Utah is among the bottom 5 percent in the nation for voter turn out, and only 18 percent of registered voters in St. George voted in this year’s election, Cox said. According to The United States Elections Project, an on-going study about voter turnout, Utah had the third-lowest voter turnout in the nation in 2014.
Although he wasn’t expecting many students to show up to his speech, Cox said he was pleased with the amount of students who came. Cox said he oversees elections in the state, and works as a team with the governor on issues like education and healthcare.
People gravitate toward news and information that affirms their beliefs, Cox said.
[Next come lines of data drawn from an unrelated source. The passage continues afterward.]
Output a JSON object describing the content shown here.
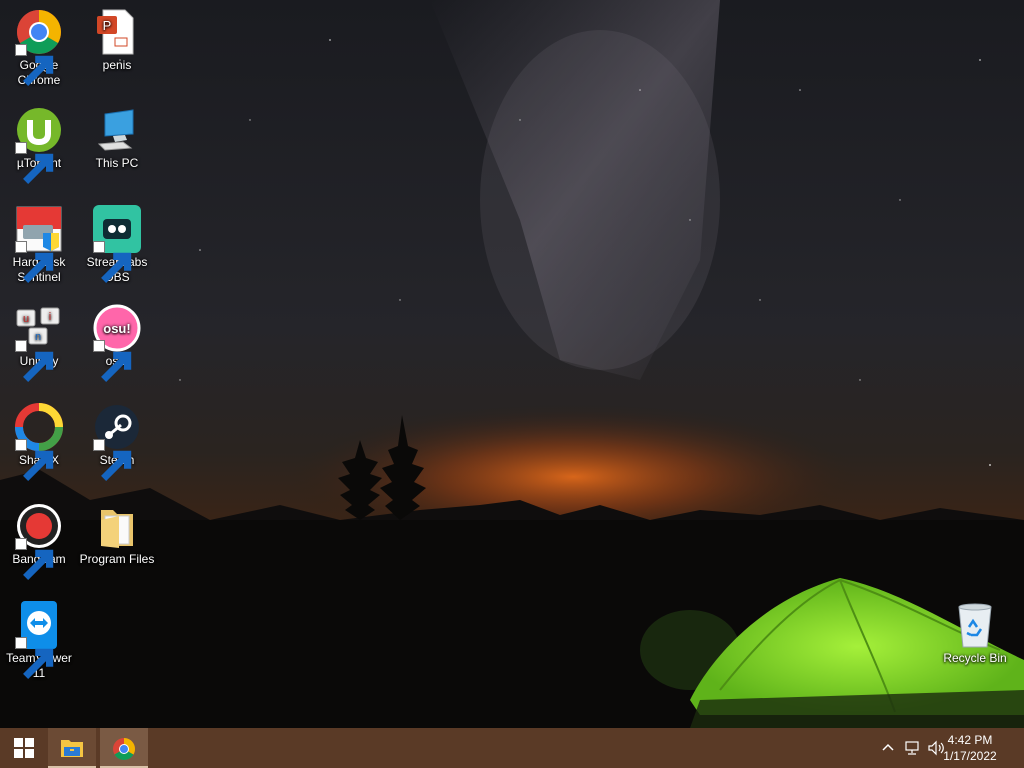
{
  "desktop": {
    "icons": [
      {
        "id": "google-chrome",
        "label_lines": [
          "Google",
          "Chrome"
        ],
        "icon": "chrome-icon",
        "shortcut": true
      },
      {
        "id": "penis",
        "label_lines": [
          "penis"
        ],
        "icon": "powerpoint-file-icon",
        "shortcut": false
      },
      {
        "id": "utorrent",
        "label_lines": [
          "µTorrent"
        ],
        "icon": "utorrent-icon",
        "shortcut": true
      },
      {
        "id": "this-pc",
        "label_lines": [
          "This PC"
        ],
        "icon": "computer-icon",
        "shortcut": false
      },
      {
        "id": "hard-disk-sentinel",
        "label_lines": [
          "Hard Disk",
          "Sentinel"
        ],
        "icon": "hard-disk-sentinel-icon",
        "shortcut": true
      },
      {
        "id": "streamlabs-obs",
        "label_lines": [
          "Streamlabs",
          "OBS"
        ],
        "icon": "streamlabs-icon",
        "shortcut": true
      },
      {
        "id": "unikey",
        "label_lines": [
          "UniKey"
        ],
        "icon": "unikey-icon",
        "shortcut": true
      },
      {
        "id": "osu",
        "label_lines": [
          "osu!"
        ],
        "icon": "osu-icon",
        "shortcut": true
      },
      {
        "id": "sharex",
        "label_lines": [
          "ShareX"
        ],
        "icon": "sharex-icon",
        "shortcut": true
      },
      {
        "id": "steam",
        "label_lines": [
          "Steam"
        ],
        "icon": "steam-icon",
        "shortcut": true
      },
      {
        "id": "bandicam",
        "label_lines": [
          "Bandicam"
        ],
        "icon": "bandicam-icon",
        "shortcut": true
      },
      {
        "id": "program-files",
        "label_lines": [
          "Program Files"
        ],
        "icon": "folder-icon",
        "shortcut": false
      },
      {
        "id": "teamviewer",
        "label_lines": [
          "TeamViewer",
          "11"
        ],
        "icon": "teamviewer-icon",
        "shortcut": true
      },
      {
        "id": "recycle-bin",
        "label_lines": [
          "Recycle Bin"
        ],
        "icon": "recycle-bin-icon",
        "shortcut": false
      }
    ]
  },
  "taskbar": {
    "start_icon": "windows-logo-icon",
    "pinned": [
      {
        "name": "file-explorer",
        "icon": "folder-icon"
      },
      {
        "name": "google-chrome",
        "icon": "chrome-icon"
      }
    ],
    "tray": [
      "chevron-up-icon",
      "network-icon",
      "volume-icon"
    ],
    "clock": {
      "time": "4:42 PM",
      "date": "1/17/2022"
    }
  },
  "colors": {
    "taskbar": "#5a3a26",
    "tent": "#7cd62a",
    "horizon_glow": "#e06a1a"
  }
}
To become more well-rounded and knowledgeable, he said individuals should seek out news sources that don’t affirm their world views.
“I want you to imagine for just a second you might be wrong,” he said. “Don’t ever be so sure of yourself.”
Cox said young people who are involved are key in improving the country and state, and he encourages people to reach out to their political leaders even through social media.
“You really can make a difference, and your voice matters,” he said. “Political leaders in the state of Utah will listen to you if you reach out to them.”
The Gardner Center lounge was overfilling with audience members at Lieutenant Governor Spencer Cox’s speech Thursday. Cox spoke on how and why students should be more involved in politics.
This article was updated on Nov. 7 at 11 a.m.